Inertial fusion energy (IFE) may help solve our growing energy needs. IFE also poses many technical challenges that need to be overcome before it can become a viable alternative energy source, however. One of these challenges is designing an IFE reactor chamber first wall that can endure more than a billion fusion events. It has been proposed to protect the upper end cap of the reactor chamber from the damaging photons and charged particles from the fusion event by a thin film of molten lead injected tangentially to the first wall. Implementation of this “forced film” thin liquid protection scheme requires a basic understanding of the behavior of turbulent liquid films over a downward-facing surface.
Experimental investigations of high-speed water films on downward facing surfaces will therefore be conducted for Reynolds numbers of 3,500 to 20,000 and Weber numbers ranging from 100 to 2,800. Both a flat and a curved surface with a radius of 5 m will be investigated at different angles of inclination up to 30 degrees below the horizontal. Films flowing over surfaces with contact angles varying from 25° to 90° will be studied to determine the effect of surface wettability.

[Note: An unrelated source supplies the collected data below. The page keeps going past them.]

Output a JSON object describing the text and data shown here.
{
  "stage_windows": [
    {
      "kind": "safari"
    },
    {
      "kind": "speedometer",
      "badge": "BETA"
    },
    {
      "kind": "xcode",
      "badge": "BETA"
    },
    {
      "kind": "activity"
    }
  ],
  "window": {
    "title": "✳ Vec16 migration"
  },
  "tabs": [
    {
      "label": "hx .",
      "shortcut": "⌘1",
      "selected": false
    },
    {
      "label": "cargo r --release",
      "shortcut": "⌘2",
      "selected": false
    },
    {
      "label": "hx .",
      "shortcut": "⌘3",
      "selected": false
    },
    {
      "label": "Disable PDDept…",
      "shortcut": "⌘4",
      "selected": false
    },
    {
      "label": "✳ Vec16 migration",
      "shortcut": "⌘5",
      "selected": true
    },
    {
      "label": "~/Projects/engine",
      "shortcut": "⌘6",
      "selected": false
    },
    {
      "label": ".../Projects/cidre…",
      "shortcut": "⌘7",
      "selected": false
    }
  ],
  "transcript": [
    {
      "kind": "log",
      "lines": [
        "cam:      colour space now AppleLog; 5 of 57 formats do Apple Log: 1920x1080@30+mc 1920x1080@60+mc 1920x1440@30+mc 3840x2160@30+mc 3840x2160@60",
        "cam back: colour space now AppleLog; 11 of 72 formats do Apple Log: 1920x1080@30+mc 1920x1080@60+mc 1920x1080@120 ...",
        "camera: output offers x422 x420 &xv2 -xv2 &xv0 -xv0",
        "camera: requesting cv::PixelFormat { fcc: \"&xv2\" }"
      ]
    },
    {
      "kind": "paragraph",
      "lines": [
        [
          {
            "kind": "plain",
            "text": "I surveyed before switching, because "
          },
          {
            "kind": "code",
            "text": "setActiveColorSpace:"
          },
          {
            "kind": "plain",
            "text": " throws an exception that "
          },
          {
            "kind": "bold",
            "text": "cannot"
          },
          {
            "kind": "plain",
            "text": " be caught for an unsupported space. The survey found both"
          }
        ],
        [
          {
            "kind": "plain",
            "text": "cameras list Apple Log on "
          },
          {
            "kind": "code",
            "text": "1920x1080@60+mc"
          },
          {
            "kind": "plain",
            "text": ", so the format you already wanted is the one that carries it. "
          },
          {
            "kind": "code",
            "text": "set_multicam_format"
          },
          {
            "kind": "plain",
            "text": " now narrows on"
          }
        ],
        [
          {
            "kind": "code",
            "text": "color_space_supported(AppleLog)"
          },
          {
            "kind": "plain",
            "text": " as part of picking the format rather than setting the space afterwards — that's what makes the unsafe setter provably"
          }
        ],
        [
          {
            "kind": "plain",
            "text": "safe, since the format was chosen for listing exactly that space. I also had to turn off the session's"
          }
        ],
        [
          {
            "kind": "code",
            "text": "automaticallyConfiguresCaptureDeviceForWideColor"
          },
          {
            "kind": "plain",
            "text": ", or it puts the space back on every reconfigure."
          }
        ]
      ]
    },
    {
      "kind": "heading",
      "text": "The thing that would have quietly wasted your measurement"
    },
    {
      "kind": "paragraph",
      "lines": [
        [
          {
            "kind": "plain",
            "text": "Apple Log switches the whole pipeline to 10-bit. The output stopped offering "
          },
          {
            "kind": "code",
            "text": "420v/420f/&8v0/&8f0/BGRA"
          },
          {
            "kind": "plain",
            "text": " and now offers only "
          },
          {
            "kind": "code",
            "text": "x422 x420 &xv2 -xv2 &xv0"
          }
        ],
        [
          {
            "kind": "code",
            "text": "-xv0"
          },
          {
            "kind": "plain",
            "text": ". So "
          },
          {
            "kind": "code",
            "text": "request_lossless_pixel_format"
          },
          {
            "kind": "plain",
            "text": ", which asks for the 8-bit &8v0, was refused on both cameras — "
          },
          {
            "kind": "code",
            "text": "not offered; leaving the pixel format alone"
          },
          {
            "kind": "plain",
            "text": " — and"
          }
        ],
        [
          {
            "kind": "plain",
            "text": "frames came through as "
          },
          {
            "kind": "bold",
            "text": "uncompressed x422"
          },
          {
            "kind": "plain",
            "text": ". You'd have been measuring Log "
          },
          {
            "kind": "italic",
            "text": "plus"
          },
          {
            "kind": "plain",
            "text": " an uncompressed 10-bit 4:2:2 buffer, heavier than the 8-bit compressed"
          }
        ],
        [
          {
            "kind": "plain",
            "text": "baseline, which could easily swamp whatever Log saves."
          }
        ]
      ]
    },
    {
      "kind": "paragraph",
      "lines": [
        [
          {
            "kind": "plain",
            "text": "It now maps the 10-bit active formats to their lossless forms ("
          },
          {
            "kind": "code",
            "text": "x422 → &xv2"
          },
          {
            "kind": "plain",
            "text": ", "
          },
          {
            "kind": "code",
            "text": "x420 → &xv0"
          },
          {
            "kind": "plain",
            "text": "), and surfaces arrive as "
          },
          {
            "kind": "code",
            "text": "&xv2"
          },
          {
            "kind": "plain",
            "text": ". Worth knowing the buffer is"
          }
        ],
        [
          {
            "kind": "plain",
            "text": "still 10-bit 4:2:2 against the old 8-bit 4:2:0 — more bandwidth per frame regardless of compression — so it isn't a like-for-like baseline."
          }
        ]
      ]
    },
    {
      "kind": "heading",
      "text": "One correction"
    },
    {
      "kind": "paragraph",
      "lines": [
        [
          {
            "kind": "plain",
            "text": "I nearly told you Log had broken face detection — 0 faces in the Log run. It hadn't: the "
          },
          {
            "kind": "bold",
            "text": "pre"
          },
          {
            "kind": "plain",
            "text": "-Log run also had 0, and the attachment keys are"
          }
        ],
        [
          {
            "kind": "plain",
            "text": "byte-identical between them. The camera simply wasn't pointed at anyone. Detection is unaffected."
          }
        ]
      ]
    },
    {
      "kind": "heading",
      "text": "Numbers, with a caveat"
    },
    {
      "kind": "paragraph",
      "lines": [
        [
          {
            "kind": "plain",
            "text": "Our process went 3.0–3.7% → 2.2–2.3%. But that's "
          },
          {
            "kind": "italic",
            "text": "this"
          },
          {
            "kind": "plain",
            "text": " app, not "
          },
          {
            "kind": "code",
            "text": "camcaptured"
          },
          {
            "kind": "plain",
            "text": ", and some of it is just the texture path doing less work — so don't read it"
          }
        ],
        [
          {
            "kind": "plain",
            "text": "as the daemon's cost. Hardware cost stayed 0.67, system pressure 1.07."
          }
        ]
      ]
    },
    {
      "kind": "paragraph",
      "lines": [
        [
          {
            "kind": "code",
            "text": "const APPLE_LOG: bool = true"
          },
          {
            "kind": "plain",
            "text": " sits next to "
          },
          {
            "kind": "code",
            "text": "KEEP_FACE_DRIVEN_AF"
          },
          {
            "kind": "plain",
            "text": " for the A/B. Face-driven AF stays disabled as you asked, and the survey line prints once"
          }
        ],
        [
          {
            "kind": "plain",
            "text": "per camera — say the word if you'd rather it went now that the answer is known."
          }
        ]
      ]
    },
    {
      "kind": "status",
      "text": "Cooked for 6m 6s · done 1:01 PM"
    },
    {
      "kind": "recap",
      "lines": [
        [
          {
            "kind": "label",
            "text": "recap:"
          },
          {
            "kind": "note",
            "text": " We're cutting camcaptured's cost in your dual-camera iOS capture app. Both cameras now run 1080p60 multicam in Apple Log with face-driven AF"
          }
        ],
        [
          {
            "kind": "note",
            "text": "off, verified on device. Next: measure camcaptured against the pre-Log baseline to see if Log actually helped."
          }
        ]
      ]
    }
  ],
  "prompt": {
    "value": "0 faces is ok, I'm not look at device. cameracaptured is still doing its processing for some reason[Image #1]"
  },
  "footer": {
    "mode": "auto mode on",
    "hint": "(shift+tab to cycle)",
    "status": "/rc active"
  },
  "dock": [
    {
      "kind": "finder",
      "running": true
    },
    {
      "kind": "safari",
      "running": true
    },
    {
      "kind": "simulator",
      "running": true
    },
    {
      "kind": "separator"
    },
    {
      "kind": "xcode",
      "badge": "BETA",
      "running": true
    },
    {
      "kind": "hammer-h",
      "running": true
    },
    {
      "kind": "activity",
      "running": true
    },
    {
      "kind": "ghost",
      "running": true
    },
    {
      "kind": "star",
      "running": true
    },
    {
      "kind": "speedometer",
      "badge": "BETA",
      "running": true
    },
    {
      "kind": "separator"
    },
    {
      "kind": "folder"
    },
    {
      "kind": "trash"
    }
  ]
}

Mean detachment distances will be determined for liquid films of varying thickness and initial velocity. The flow of the liquid films around cylindrical obstructions on curved surfaces will also be examined and compared to previous results for similar obstruction on flat surfaces. Ejected droplet mass flux from the free surface due to turbulent primary breakup at varied downstream distances will be estimated for liquid films of varying initial velocity. The experimental data will be presented as generalized nondimensional charts to provide design guidelines for this type of thin liquid protection scheme in IFE power plant designs.